Was groß war, wird klein, was klein war, wird plötzlich mächtig. Interessanterweise kompensieren wir Menschen dann die überall feststellbaren Entkörperlichungen mit einer klischeehaften Inszenierung des Körpers. Das heißt: Je mehr realiter Menschen als echte Menschen mit all ihren unregelmäßigen Formen harmonisiert werden und somit in ihrer Eigenart eigentlich verschwinden, weil sie sich anpassen müssen, umso stärker werden dann medial die Menschen und hier insbesondere die Frauen als Abziehbilder inszeniert.
Es gibt einen Film, der die Absurdität dieser Vorgänge besonders gut verdeutlicht. Er heißt »The Truman Show«. In ihm wird ein Menschenleben inszeniert. Ständig von 5.000 Kameras – unsichtbar für ihn – gefilmt und von Schauspielern umgeben, »lebt« der Versicherungsvertreter Truman Burbank sein Leben als Fernsehshow, ohne es »wirklich« zu merken. Dieser Kamerablick ist nun vielen modernen Menschen nicht mehr fremd. Statt wirklich zu leben, bilden sie sich ständig und wie im Wahn ab und stellen diese Bilder dann auf ihre facebook-Seite, als ob sie dadurch ein Leben dokumentieren könnten, das sie vor lauter Fremdbildern gar nicht mehr wirklich erlebt haben. Sondern sie sehen sich nur noch im Bild.
Die Ursache für diese Veränderung ist das Teleskop. Zunächst eine Veränderung in der Betrachtung, dann aber überall, vor allem im Hinblick auf Raum und Zeit. Ohne Teleskop auch kein Einstein und keine Relativitätstheorie. Erst das Teleskop machte den Satz des Philosophen Immanuel Kant vernünftig:
»Die Zeit ist eine notwendige Vorstellung, die allen Anschauungen zum Grunde liegt. Man kann in Ansehung der Erscheinungen überhaupt die Zeit selbst nicht aufheben, ob man zwar ganz wohl die Erscheinungen aus der Zeit wegnehmen kann. Die Zeit ist also a priori gegeben. In ihr allein ist alle Wirklichkeit der Erscheinung möglich.

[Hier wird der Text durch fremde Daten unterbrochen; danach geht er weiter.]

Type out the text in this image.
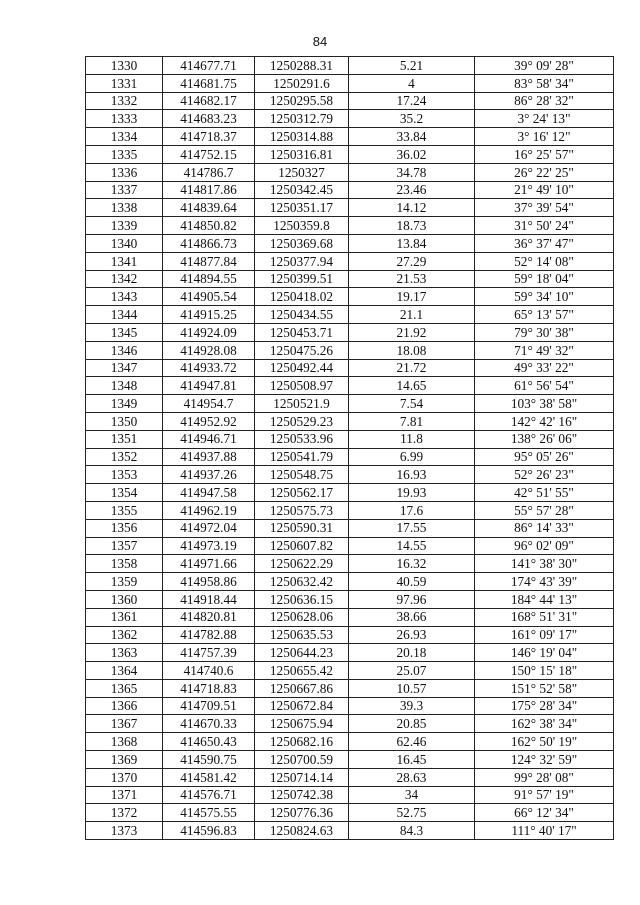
84
1330	414677.71	1250288.31	5.21	39° 09' 28"
1331	414681.75	1250291.6	4	83° 58' 34"
1332	414682.17	1250295.58	17.24	86° 28' 32"
1333	414683.23	1250312.79	35.2	3° 24' 13"
1334	414718.37	1250314.88	33.84	3° 16' 12"
1335	414752.15	1250316.81	36.02	16° 25' 57"
1336	414786.7	1250327	34.78	26° 22' 25"
1337	414817.86	1250342.45	23.46	21° 49' 10"
1338	414839.64	1250351.17	14.12	37° 39' 54"
1339	414850.82	1250359.8	18.73	31° 50' 24"
1340	414866.73	1250369.68	13.84	36° 37' 47"
1341	414877.84	1250377.94	27.29	52° 14' 08"
1342	414894.55	1250399.51	21.53	59° 18' 04"
1343	414905.54	1250418.02	19.17	59° 34' 10"
1344	414915.25	1250434.55	21.1	65° 13' 57"
1345	414924.09	1250453.71	21.92	79° 30' 38"
1346	414928.08	1250475.26	18.08	71° 49' 32"
1347	414933.72	1250492.44	21.72	49° 33' 22"
1348	414947.81	1250508.97	14.65	61° 56' 54"
1349	414954.7	1250521.9	7.54	103° 38' 58"
1350	414952.92	1250529.23	7.81	142° 42' 16"
1351	414946.71	1250533.96	11.8	138° 26' 06"
1352	414937.88	1250541.79	6.99	95° 05' 26"
1353	414937.26	1250548.75	16.93	52° 26' 23"
1354	414947.58	1250562.17	19.93	42° 51' 55"
1355	414962.19	1250575.73	17.6	55° 57' 28"
1356	414972.04	1250590.31	17.55	86° 14' 33"
1357	414973.19	1250607.82	14.55	96° 02' 09"
1358	414971.66	1250622.29	16.32	141° 38' 30"
1359	414958.86	1250632.42	40.59	174° 43' 39"
1360	414918.44	1250636.15	97.96	184° 44' 13"
1361	414820.81	1250628.06	38.66	168° 51' 31"
1362	414782.88	1250635.53	26.93	161° 09' 17"
1363	414757.39	1250644.23	20.18	146° 19' 04"
1364	414740.6	1250655.42	25.07	150° 15' 18"
1365	414718.83	1250667.86	10.57	151° 52' 58"
1366	414709.51	1250672.84	39.3	175° 28' 34"
1367	414670.33	1250675.94	20.85	162° 38' 34"
1368	414650.43	1250682.16	62.46	162° 50' 19"
1369	414590.75	1250700.59	16.45	124° 32' 59"
1370	414581.42	1250714.14	28.63	99° 28' 08"
1371	414576.71	1250742.38	34	91° 57' 19"
1372	414575.55	1250776.36	52.75	66° 12' 34"
1373	414596.83	1250824.63	84.3	111° 40' 17"
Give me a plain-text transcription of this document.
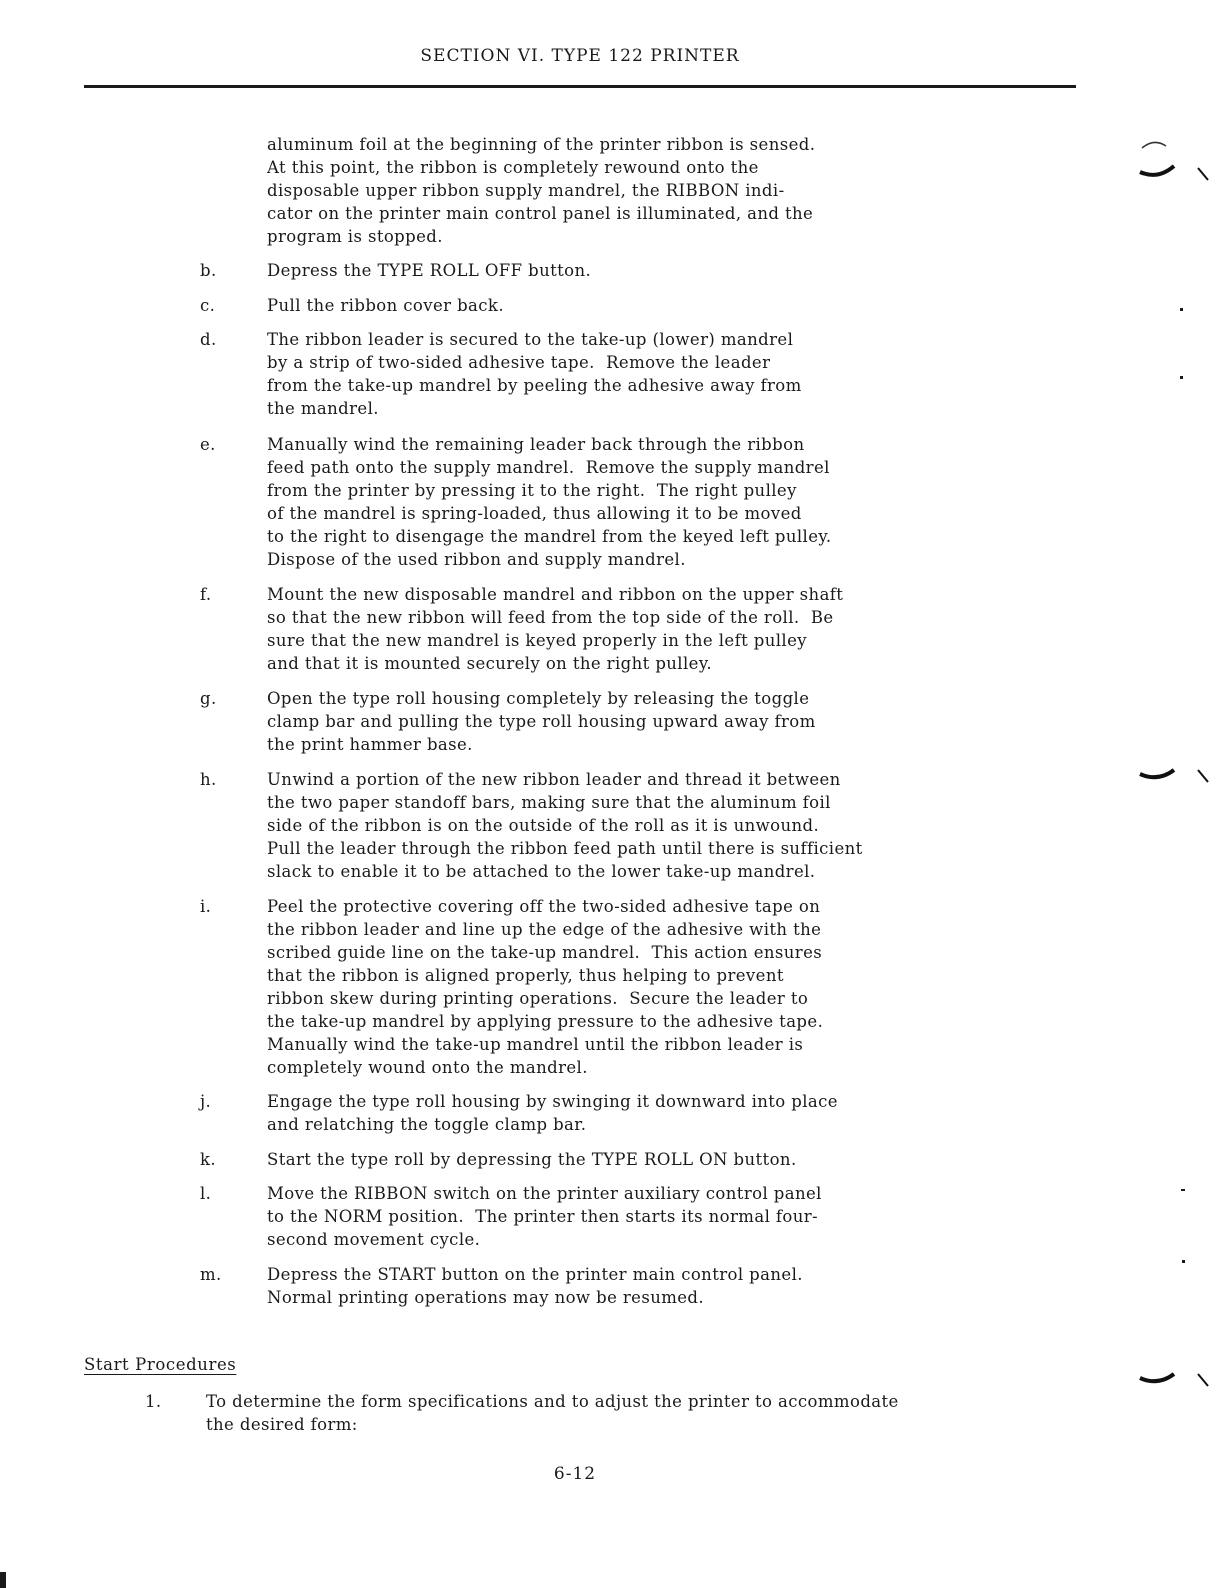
SECTION VI. TYPE 122 PRINTER
aluminum foil at the beginning of the printer ribbon is sensed.
At this point, the ribbon is completely rewound onto the
disposable upper ribbon supply mandrel, the RIBBON indi-
cator on the printer main control panel is illuminated, and the
program is stopped.
b.	Depress the TYPE ROLL OFF button.
c.	Pull the ribbon cover back.
d.	The ribbon leader is secured to the take-up (lower) mandrel
by a strip of two-sided adhesive tape.  Remove the leader
from the take-up mandrel by peeling the adhesive away from
the mandrel.
e.	Manually wind the remaining leader back through the ribbon
feed path onto the supply mandrel.  Remove the supply mandrel
from the printer by pressing it to the right.  The right pulley
of the mandrel is spring-loaded, thus allowing it to be moved
to the right to disengage the mandrel from the keyed left pulley.
Dispose of the used ribbon and supply mandrel.
f.	Mount the new disposable mandrel and ribbon on the upper shaft
so that the new ribbon will feed from the top side of the roll.  Be
sure that the new mandrel is keyed properly in the left pulley
and that it is mounted securely on the right pulley.
g.	Open the type roll housing completely by releasing the toggle
clamp bar and pulling the type roll housing upward away from
the print hammer base.
h.	Unwind a portion of the new ribbon leader and thread it between
the two paper standoff bars, making sure that the aluminum foil
side of the ribbon is on the outside of the roll as it is unwound.
Pull the leader through the ribbon feed path until there is sufficient
slack to enable it to be attached to the lower take-up mandrel.
i.	Peel the protective covering off the two-sided adhesive tape on
the ribbon leader and line up the edge of the adhesive with the
scribed guide line on the take-up mandrel.  This action ensures
that the ribbon is aligned properly, thus helping to prevent
ribbon skew during printing operations.  Secure the leader to
the take-up mandrel by applying pressure to the adhesive tape.
Manually wind the take-up mandrel until the ribbon leader is
completely wound onto the mandrel.
j.	Engage the type roll housing by swinging it downward into place
and relatching the toggle clamp bar.
k.	Start the type roll by depressing the TYPE ROLL ON button.
l.	Move the RIBBON switch on the printer auxiliary control panel
to the NORM position.  The printer then starts its normal four-
second movement cycle.
m.	Depress the START button on the printer main control panel.
Normal printing operations may now be resumed.
Start Procedures
1.	To determine the form specifications and to adjust the printer to accommodate
the desired form:
6-12
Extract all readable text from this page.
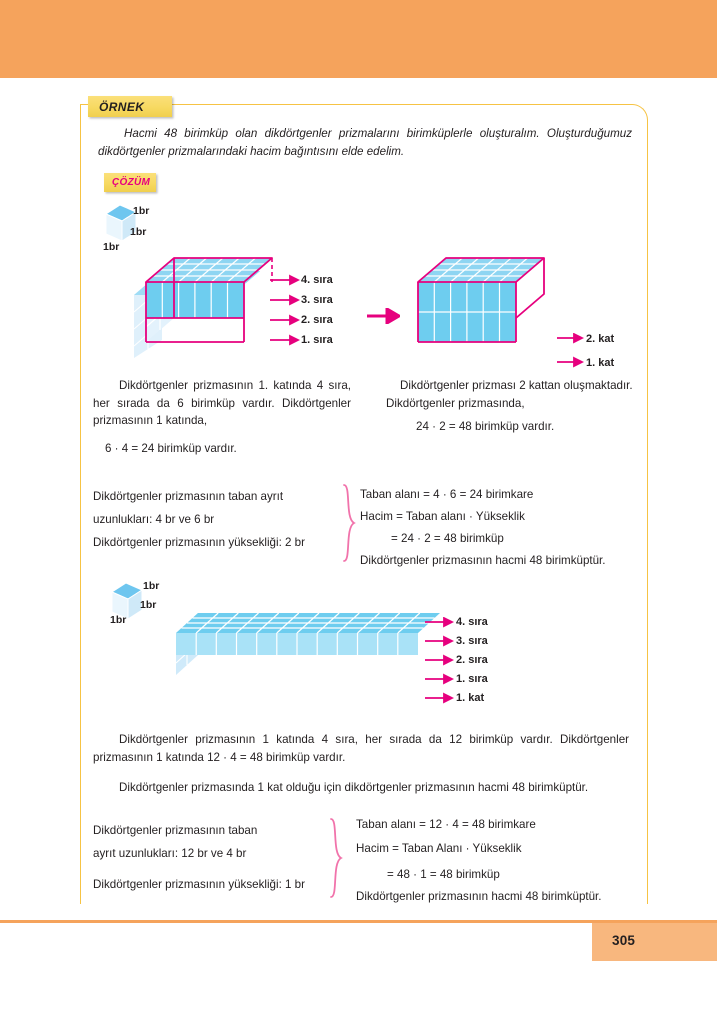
305
ÖRNEK
ÇÖZÜM
Hacmi 48 birimküp olan dikdörtgenler prizmalarını birimküplerle oluşturalım. Oluşturduğumuz dikdörtgenler prizmalarındaki hacim bağıntısını elde edelim.
1br
1br
1br
4. sıra
3. sıra
2. sıra
1. sıra	2. kat
1. kat
Dikdörtgenler prizmasının 1. katında 4 sıra, her sırada da 6 birimküp vardır. Dikdörtgenler prizmasının 1 katında,
6 · 4 = 24 birimküp vardır.
Dikdörtgenler prizması 2 kattan oluşmaktadır. Dikdörtgenler prizmasında,
24 · 2 = 48 birimküp vardır.
Dikdörtgenler prizmasının taban ayrıt
uzunlukları: 4 br ve 6 br
Dikdörtgenler prizmasının yüksekliği: 2 br
Taban alanı = 4 · 6 = 24 birimkare
Hacim = Taban alanı · Yükseklik
= 24 · 2 = 48 birimküp
Dikdörtgenler prizmasının hacmi 48 birimküptür.
1br
1br
1br	4. sıra
3. sıra
2. sıra
1. sıra
1. kat
Dikdörtgenler prizmasının 1 katında 4 sıra, her sırada da 12 birimküp vardır. Dikdörtgenler prizmasının 1 katında 12 · 4 = 48 birimküp vardır.
Dikdörtgenler prizmasında 1 kat olduğu için dikdörtgenler prizmasının hacmi 48 birimküptür.
Dikdörtgenler prizmasının taban
ayrıt uzunlukları: 12 br ve 4 br
Dikdörtgenler prizmasının yüksekliği: 1 br
Taban alanı = 12 · 4 = 48 birimkare
Hacim = Taban Alanı · Yükseklik
= 48 · 1 = 48 birimküp
Dikdörtgenler prizmasının hacmi 48 birimküptür.
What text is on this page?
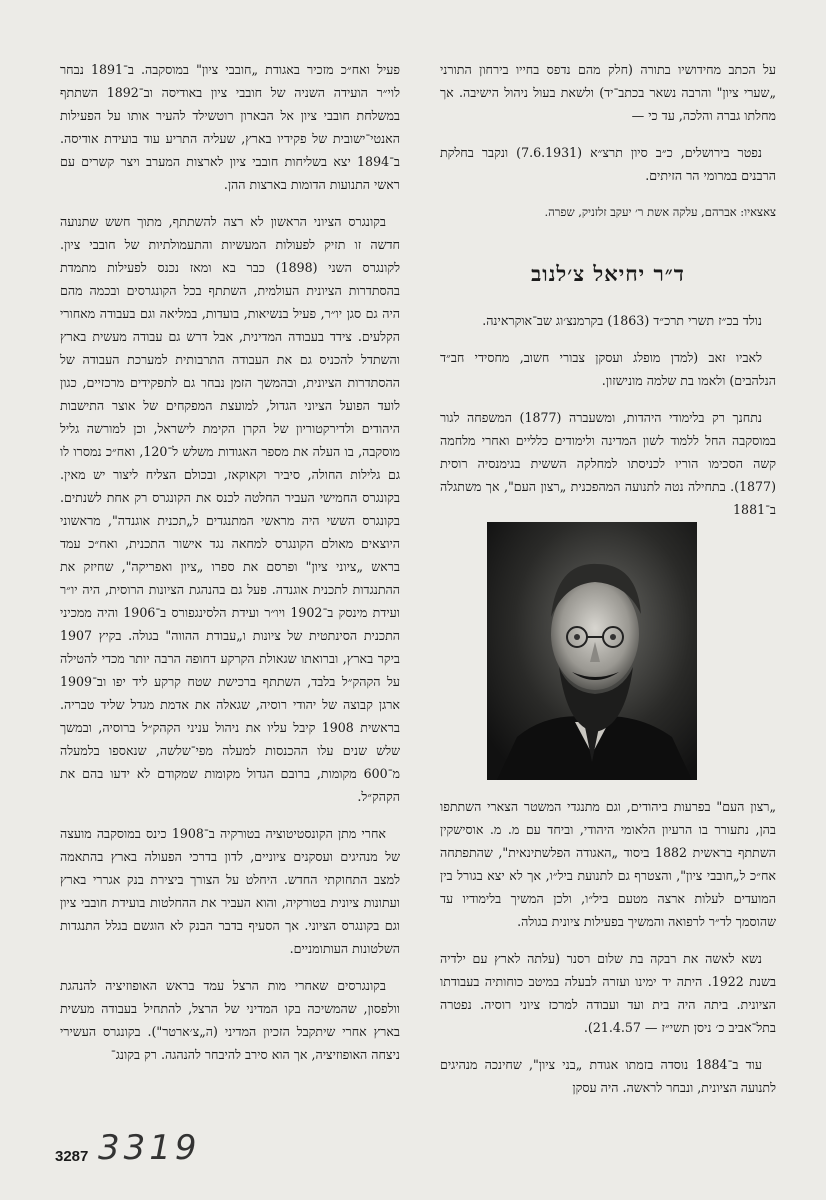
על הכתב מחידושיו בתורה (חלק מהם נדפס בחייו בירחון התורני „שערי ציון" והרבה נשאר בכתב־יד) ולשאת בעול ניהול הישיבה. אך מחלתו גברה והלכה, עד כי —

נפטר בירושלים, כ״ב סיון תרצ״א (7.6.1931) ונקבר בחלקת הרבנים במרומי הר הזיתים.

צאצאיו: אברהם, עלקה אשת ר׳ יעקב זלזניק, שפרה.

ד״ר יחיאל צ׳לנוב

נולד בכ״ז תשרי תרכ״ד (1863) בקרמנצ׳וג שב־אוקראינה.

לאביו זאב (למדן מופלג ועסקן צבורי חשוב, מחסידי חב״ד הנלהבים) ולאמו בת שלמה מונישזון.

נתחנך רק בלימודי היהדות, ומשעברה (1877) המשפחה לגור במוסקבה החל ללמוד לשון המדינה ולימודים כלליים ואחרי מלחמה קשה הסכימו הוריו לכניסתו למחלקה הששית בגימנסיה רוסית (1877). בתחילה נטה לתנועה המהפכנית „רצון העם", אך משתגלה ב־1881

„רצון העם" בפרעות ביהודים, וגם מתנגדי המשטר הצארי השתתפו בהן, נתעורר בו הרעיון הלאומי היהודי, וביחד עם מ. מ. אוסישקין השתתף בראשית 1882 ביסוד „האגודה הפלשתינאית", שהתפתחה אח״כ ל„חובבי ציון", והצטרף גם לתנועת ביל״ו, אך לא יצא בגורל בין המועדים לעלות ארצה מטעם ביל״ו, ולכן המשיך בלימודיו עד שהוסמך לד״ר לרפואה והמשיך בפעילות ציונית בגולה.

נשא לאשה את רבקה בת שלום רסנר (עלתה לארץ עם ילדיה בשנת 1922. היתה יד ימינו ועזרה לבעלה במיטב כוחותיה בעבודתו הציונית. ביתה היה בית ועד ועבודה למרכז ציוני רוסיה. נפטרה בתל־אביב כ׳ ניסן תשי״ז — 21.4.57).

עוד ב־1884 נוסדה בזמתו אגודת „בני ציון", שחינכה מנהיגים לתנועה הציונית, ונבחר לראשה. היה עסקן

פעיל ואח״כ מזכיר באגודת „חובבי ציון" במוסקבה. ב־1891 נבחר לוי״ר הועידה השניה של חובבי ציון באודיסה וב־1892 השתתף במשלחת חובבי ציון אל הבארון רוטשילד להעיר אותו על הפעילות האנטי־ישובית של פקידיו בארץ, שעליה התריע עוד בועידת אודיסה. ב־1894 יצא בשליחות חובבי ציון לארצות המערב ויצר קשרים עם ראשי התנועות הדומות בארצות ההן.

בקונגרס הציוני הראשון לא רצה להשתתף, מתוך חשש שתנועה חדשה זו תזיק לפעולות המעשיות והתעמולתיות של חובבי ציון. לקונגרס השני (1898) כבר בא ומאז נכנס לפעילות מתמדת בהסתדרות הציונית העולמית, השתתף בכל הקונגרסים ובכמה מהם היה גם סגן יו״ר, פעיל בנשיאות, בועדות, במליאה וגם בעבודה מאחורי הקלעים. צידד בעבודה המדינית, אבל דרש גם עבודה מעשית בארץ והשתדל להכניס גם את העבודה התרבותית למערכת העבודה של ההסתדרות הציונית, ובהמשך הזמן נבחר גם לתפקידים מרכזיים, כגון לועד הפועל הציוני הגדול, למועצת המפקחים של אוצר התישבות היהודים ולדירקטוריון של הקרן הקימת לישראל, וכן למורשה גליל מוסקבה, בו העלה את מספר האגודות משלש ל־120, ואח״כ נמסרו לו גם גלילות החולה, סיביר וקאוקאז, ובכולם הצליח ליצור יש מאין. בקונגרס החמישי העביר החלטה לכנס את הקונגרס רק אחת לשנתים. בקונגרס הששי היה מראשי המתנגדים ל„תכנית אוגנדה", מראשוני היוצאים מאולם הקונגרס למחאה נגד אישור התכנית, ואח״כ עמד בראש „ציוני ציון" ופרסם את ספרו „ציון ואפריקה", שחיזק את ההתנגדות לתכנית אוגנדה. פעל גם בהנהגת הציונות הרוסית, היה יו״ר ועידת מינסק ב־1902 ויו״ר ועידת הלסינגפורס ב־1906 והיה ממכיני התכנית הסינתטית של ציונות ו„עבודת ההווה" בגולה. בקיץ 1907 ביקר בארץ, וברואתו שגאולת הקרקע דחופה הרבה יותר מכדי להטילה על הקהק״ל בלבד, השתתף ברכישת שטח קרקע ליד יפו וב־1909 ארגן קבוצה של יהודי רוסיה, שגאלה את אדמת מגדל שליד טבריה. בראשית 1908 קיבל עליו את ניהול עניני הקהק״ל ברוסיה, ובמשך שלש שנים עלו ההכנסות למעלה מפי־שלשה, שנאספו בלמעלה מ־600 מקומות, ברובם הגדול מקומות שמקודם לא ידעו בהם את הקהק״ל.

אחרי מתן הקונסטיטוציה בטורקיה ב־1908 כינס במוסקבה מועצה של מנהיגים ועסקנים ציוניים, לדון בדרכי הפעולה בארץ בהתאמה למצב התחוקתי החדש. היחלט על הצורך ביצירת בנק אגררי בארץ ועתונות ציונית בטורקיה, והוא העביר את ההחלטות בועידת חובבי ציון וגם בקונגרס הציוני. אך הסעיף בדבר הבנק לא הוגשם בגלל התנגדות השלטונות העותומניים.

בקונגרסים שאחרי מות הרצל עמד בראש האופוזיציה להנהגת וולפסון, שהמשיכה בקו המדיני של הרצל, להתחיל בעבודה מעשית בארץ אחרי שיתקבל הזכיון המדיני (ה„צ׳ארטר"). בקונגרס העשירי ניצחה האופוזיציה, אך הוא סירב להיבחר להנהגה. רק בקונג־

3287 3319
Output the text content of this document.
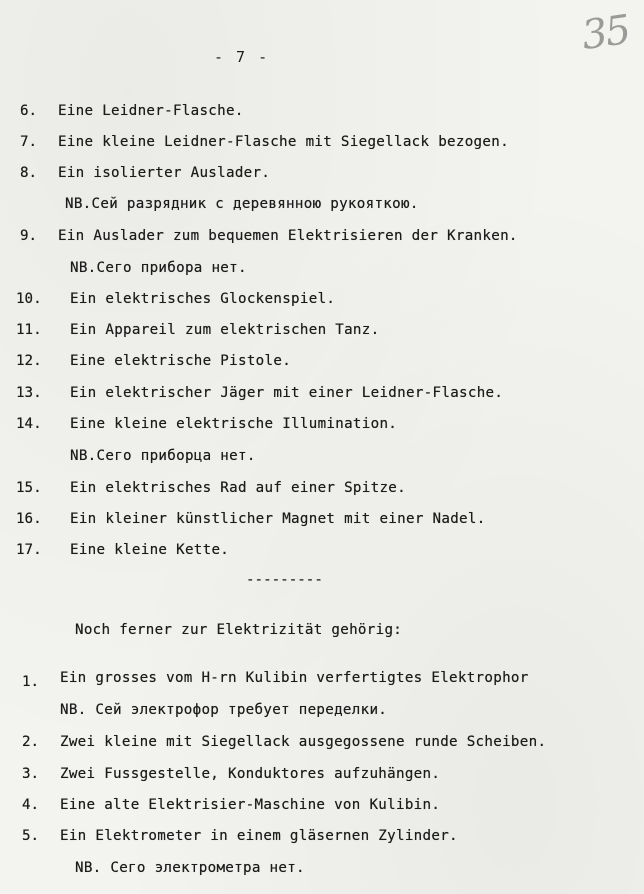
35
- 7 -
6. Eine Leidner-Flasche.
7. Eine kleine Leidner-Flasche mit Siegellack bezogen.
8. Ein isolierter Auslader.
NB.Сей разрядник с деревянною рукояткою.
9. Ein Auslader zum bequemen Elektrisieren der Kranken.
NB.Сего прибора нет.
10. Ein elektrisches Glockenspiel.
11. Ein Appareil zum elektrischen Tanz.
12. Eine elektrische Pistole.
13. Ein elektrischer Jäger mit einer Leidner-Flasche.
14. Eine kleine elektrische Illumination.
NB.Сего приборца нет.
15. Ein elektrisches Rad auf einer Spitze.
16. Ein kleiner künstlicher Magnet mit einer Nadel.
17. Eine kleine Kette.
---------
Noch ferner zur Elektrizität gehörig:
1. Ein grosses vom H-rn Kulibin verfertigtes Elektrophor
NB. Сей электрофор требует переделки.
2. Zwei kleine mit Siegellack ausgegossene runde Scheiben.
3. Zwei Fussgestelle, Konduktores aufzuhängen.
4. Eine alte Elektrisier-Maschine von Kulibin.
5. Ein Elektrometer in einem gläsernen Zylinder.
NB. Сего электрометра нет.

Diese können insgesamt wegfallen, aber sie selbst (als die allgemeine Bedingung ihrer Möglichkeit),
kann nicht aufgehoben werden.« (Immanuel Kant, Kritik der reinen Vernunft, B46/A 30-B46/A31, 5715)
Es ist eben alles in der Zeit, das die Zeit umfasst, wie schon Aristoteles sagte. Zeit ist deshalb nie ohne Raum. Ohne Raum gibt es auch keine Zeit. Es gibt nur die Raumzeit, was bedeutet, dass die Betrachtung sowohl Raum als auch Zeit gestalten kann. Damit ist mit dem Teleskop auch der Konstruktivismus geboren.
Was in punkto Raum und Zeit bei Physikern freudige Aktivität auslöst und inspirierend ist, nimmt bei den Menschen gleichzeitig schreckliche und brillante Formen an. Mit Ort und Zeit werden auch alle Werte relativ. Das klingt nur auf den ersten Blick gut. Auf den zweiten Blick entblößen sich somit alle Fratzen dieser Welt, die erst noch behaupten, alle gleich gültig zu sein. Denn wenn es keine kommunikative Verständigung in Glaube, Ethik, Moral, Politik gibt, dann ist alles relativ. Alles ist gleich gültig. Nur das Messinstrument gibt Auskunft.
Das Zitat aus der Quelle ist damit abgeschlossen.